3.3 ENTREVISTA EM PROFUNDIDADE E ENTREVISTA NARRATIVA

Para a abordagem dos grupos de protesto, o tipo de entrevista utilizado empregou um misto de entrevista em profundidade e entrevista narrativa.

A entrevista representa um instrumento de coleta de dados que, diferentemente do questionário, que deve ter perguntas fechadas para ser consistente, deve ter perguntas tanto mais abertas quanto possível.
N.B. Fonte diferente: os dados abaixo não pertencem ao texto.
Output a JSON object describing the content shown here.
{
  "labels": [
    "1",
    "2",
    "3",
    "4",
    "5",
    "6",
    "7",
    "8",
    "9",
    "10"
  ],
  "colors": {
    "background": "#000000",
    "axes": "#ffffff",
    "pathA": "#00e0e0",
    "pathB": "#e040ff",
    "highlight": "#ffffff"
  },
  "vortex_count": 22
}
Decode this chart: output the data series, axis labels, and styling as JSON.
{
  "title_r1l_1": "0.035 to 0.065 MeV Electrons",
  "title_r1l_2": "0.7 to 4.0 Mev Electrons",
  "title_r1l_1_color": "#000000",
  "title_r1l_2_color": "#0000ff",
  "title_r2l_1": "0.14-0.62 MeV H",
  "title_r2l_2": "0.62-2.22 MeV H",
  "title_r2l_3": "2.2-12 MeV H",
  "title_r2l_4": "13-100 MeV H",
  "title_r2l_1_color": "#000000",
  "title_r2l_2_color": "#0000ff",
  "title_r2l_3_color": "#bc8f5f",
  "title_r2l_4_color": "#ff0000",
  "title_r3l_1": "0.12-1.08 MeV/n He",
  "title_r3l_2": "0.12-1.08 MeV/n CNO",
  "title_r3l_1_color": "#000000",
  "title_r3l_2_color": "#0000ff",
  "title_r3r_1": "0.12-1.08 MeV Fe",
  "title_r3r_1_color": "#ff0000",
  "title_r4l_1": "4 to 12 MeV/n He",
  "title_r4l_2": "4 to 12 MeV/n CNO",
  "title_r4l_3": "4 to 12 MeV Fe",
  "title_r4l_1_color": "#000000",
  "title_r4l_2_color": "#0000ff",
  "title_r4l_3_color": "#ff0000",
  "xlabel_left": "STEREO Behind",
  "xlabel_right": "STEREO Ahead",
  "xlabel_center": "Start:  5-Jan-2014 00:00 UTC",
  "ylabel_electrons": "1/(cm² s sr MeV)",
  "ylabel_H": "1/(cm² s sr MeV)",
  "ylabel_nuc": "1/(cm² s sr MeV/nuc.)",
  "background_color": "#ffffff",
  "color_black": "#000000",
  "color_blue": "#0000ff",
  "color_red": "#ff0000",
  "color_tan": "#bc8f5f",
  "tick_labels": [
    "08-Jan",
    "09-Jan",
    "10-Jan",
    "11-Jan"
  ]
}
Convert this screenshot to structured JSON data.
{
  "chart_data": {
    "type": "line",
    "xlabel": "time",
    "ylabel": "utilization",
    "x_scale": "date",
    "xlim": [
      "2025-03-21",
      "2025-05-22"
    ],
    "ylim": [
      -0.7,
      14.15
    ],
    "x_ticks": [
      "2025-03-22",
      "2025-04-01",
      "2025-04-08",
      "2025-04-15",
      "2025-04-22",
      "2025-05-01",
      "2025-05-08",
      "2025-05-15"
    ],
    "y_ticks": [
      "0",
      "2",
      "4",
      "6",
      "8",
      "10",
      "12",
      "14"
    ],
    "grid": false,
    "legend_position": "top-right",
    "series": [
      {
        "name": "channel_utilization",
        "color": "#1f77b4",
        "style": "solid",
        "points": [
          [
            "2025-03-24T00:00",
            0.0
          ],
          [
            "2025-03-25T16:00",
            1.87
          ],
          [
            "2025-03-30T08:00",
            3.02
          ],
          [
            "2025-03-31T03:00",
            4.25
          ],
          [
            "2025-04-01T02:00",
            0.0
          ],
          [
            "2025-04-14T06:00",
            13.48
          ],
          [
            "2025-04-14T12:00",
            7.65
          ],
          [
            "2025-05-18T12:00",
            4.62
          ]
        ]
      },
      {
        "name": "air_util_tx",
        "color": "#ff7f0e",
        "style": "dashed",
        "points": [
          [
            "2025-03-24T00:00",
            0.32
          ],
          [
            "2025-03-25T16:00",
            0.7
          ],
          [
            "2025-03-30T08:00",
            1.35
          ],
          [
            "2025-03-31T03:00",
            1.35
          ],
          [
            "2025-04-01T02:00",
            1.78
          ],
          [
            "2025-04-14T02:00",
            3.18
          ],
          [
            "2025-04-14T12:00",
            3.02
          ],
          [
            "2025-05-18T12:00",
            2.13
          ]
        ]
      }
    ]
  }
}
Aplicável a quase todos os tipos de pesquisa social, ela deve proporcionar uma interação com influência recíproca entre entrevistador e entrevistado, fornecendo fundamentação teórica e orientação prática para a pesquisa qualitativa. (GASKELL, 2000, p. 65)

A entrevista em profundidade é um tipo de entrevista aberta, que permite ao entrevistado discorrer de forma espontânea acerca dos temas abordados (POUPART, 2010). A natureza aberta do método possibilita que aspectos não previstos pelo pesquisador aflorem e possam ser aprofundados durante a entrevista. Já a modalidade de entrevista narrativa permite investigar como os atores percebem o curso da ação, a si mesmos, os interlocutores (aliados e/ou antagonistas), o contexto (micro e macro), as motivações, os resultados, numa forma de verbalização mais espontânea e menos racionalizada, que favorece a emergência tanto das estratégias quanto dos valores e emoções.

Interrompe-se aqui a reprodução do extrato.